Let $c:[a,b]\rar M$ be a smooth curve in the Minkowski space $M$ such that for all $t\in[a,b]$: $c^\prime(t)$ is time-like and future pointing. Then
$$
T(c)\colon=\int_a^b\Vert c^\prime(t)\Vert\,dt
$$
is the proper time of the curve. Show that for any smooth curve $c:[0,1]\rar M$ such that $c^\prime(t)$ is time-like and future pointing and $c(0)=0$ and $c(1)=(1,0,\ldots,0)$: $T(c)\leq1$.

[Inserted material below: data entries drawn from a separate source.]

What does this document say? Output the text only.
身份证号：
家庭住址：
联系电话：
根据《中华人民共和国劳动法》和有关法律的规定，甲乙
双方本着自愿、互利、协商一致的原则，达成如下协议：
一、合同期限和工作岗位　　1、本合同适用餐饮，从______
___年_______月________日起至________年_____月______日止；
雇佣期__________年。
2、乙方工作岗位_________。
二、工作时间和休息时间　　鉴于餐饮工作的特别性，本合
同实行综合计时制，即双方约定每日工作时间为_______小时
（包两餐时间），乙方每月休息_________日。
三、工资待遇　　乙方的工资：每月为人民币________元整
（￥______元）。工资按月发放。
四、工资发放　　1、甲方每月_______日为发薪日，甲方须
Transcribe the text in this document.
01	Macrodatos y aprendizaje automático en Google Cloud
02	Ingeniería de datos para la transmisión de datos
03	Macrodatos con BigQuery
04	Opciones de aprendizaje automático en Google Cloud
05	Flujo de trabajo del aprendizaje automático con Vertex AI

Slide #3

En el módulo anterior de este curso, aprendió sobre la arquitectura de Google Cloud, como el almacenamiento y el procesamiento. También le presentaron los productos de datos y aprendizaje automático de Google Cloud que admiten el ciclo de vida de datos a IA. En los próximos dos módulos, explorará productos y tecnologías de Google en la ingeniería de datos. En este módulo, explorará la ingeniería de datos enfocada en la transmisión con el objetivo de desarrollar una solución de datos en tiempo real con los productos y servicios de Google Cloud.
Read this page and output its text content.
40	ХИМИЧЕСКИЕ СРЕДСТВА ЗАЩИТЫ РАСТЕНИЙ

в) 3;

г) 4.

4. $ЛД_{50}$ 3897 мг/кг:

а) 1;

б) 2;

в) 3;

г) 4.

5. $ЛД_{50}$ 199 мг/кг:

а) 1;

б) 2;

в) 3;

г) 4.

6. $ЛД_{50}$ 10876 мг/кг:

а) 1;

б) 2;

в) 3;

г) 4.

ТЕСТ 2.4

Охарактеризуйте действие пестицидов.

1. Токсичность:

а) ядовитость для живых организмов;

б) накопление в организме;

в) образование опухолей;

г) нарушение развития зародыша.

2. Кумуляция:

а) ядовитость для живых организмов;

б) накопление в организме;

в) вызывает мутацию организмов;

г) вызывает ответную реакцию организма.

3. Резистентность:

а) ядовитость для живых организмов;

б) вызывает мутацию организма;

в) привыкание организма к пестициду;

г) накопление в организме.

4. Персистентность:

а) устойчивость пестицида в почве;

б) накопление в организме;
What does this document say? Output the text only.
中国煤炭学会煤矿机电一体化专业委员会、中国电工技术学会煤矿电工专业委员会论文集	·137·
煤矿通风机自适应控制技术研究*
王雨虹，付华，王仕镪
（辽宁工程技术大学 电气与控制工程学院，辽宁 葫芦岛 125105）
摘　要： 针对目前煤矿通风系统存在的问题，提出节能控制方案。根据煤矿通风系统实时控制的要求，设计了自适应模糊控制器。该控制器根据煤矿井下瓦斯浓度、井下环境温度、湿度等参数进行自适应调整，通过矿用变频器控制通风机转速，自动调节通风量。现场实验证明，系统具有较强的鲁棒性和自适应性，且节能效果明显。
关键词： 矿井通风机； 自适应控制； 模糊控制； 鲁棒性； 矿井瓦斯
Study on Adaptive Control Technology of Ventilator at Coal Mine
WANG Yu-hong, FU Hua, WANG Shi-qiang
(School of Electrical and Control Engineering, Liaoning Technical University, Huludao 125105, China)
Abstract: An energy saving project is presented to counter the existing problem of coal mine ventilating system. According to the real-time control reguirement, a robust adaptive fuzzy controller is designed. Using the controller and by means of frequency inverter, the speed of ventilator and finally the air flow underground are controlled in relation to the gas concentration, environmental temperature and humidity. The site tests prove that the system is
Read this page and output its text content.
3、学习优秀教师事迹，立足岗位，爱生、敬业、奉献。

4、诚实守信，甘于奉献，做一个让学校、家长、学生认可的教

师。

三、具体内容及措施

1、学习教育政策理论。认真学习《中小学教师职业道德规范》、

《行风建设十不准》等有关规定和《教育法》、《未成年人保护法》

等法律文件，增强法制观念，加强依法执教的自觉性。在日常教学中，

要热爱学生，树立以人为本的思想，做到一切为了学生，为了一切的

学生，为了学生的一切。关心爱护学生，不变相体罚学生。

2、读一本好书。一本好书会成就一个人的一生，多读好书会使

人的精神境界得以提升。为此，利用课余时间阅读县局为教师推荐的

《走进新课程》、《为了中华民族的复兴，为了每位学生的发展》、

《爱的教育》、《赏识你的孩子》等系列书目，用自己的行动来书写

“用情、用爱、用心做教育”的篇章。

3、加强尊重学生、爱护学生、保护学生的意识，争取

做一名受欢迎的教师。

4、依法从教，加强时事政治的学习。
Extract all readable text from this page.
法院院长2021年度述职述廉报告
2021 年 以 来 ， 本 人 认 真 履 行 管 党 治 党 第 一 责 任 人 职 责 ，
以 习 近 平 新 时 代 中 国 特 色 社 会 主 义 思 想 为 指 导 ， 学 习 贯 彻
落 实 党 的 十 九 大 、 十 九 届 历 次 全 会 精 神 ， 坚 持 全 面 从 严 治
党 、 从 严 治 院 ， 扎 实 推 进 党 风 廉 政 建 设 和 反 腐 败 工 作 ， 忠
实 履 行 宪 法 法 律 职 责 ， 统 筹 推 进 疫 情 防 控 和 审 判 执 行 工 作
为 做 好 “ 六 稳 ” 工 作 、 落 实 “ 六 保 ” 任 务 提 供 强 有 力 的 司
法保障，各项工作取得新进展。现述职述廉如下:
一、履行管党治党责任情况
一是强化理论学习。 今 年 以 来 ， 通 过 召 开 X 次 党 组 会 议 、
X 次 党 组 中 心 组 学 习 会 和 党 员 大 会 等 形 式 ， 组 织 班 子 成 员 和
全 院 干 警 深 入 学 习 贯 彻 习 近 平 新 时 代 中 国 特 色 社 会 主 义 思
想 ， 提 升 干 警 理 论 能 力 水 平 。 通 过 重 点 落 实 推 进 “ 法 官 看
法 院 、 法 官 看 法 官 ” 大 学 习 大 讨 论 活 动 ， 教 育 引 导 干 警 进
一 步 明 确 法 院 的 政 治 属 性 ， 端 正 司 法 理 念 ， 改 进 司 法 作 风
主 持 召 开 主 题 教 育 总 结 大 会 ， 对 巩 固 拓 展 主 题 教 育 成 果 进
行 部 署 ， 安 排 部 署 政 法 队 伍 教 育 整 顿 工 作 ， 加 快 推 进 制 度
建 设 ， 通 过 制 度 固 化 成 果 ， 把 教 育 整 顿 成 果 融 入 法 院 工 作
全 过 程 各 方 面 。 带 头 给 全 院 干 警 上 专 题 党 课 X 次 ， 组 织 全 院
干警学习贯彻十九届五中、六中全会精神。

Since $c$ is time-like and future pointing, we have for all $t$: $\la c^\prime(t),E^0\ra < 0$ and
$$
c^\prime(t)=-\la c^\prime(t),E^0\ra E^0+k(t)
$$
where $k(t)\perp E^0$, i.e. $k(t)$ is a space-like vector and thus
$$
\tnorm{c^\prime}
=\sqrt{-\la c^\prime,c^\prime\ra}
=\sqrt{\la c^\prime,E^0\ra^2-\la k,k\ra}~.
$$
Since $\la c^\prime,E^0\ra\leq0$ and $\la k,k\ra\geq0$, we obtain:
\begin{eqnarray*}
T(c)
&=&\int_0^1\tnorm{c^\prime(t)}\,dt
=\int_0^1\sqrt{\la c^\prime(t),E^0\ra^2-\la k(t),k(t)\ra}\,dt\\
&\leq&\int_0^1\sqrt{\la c^\prime(t),E^0\ra^2}\,dt
=\int_0^1-\la c^\prime(t),E^0\ra\,dt\\
&=&\int_0^1 c_0^\prime(t)\,dt
=c_0(1)-c_0(0)
=1~.
\end{eqnarray*}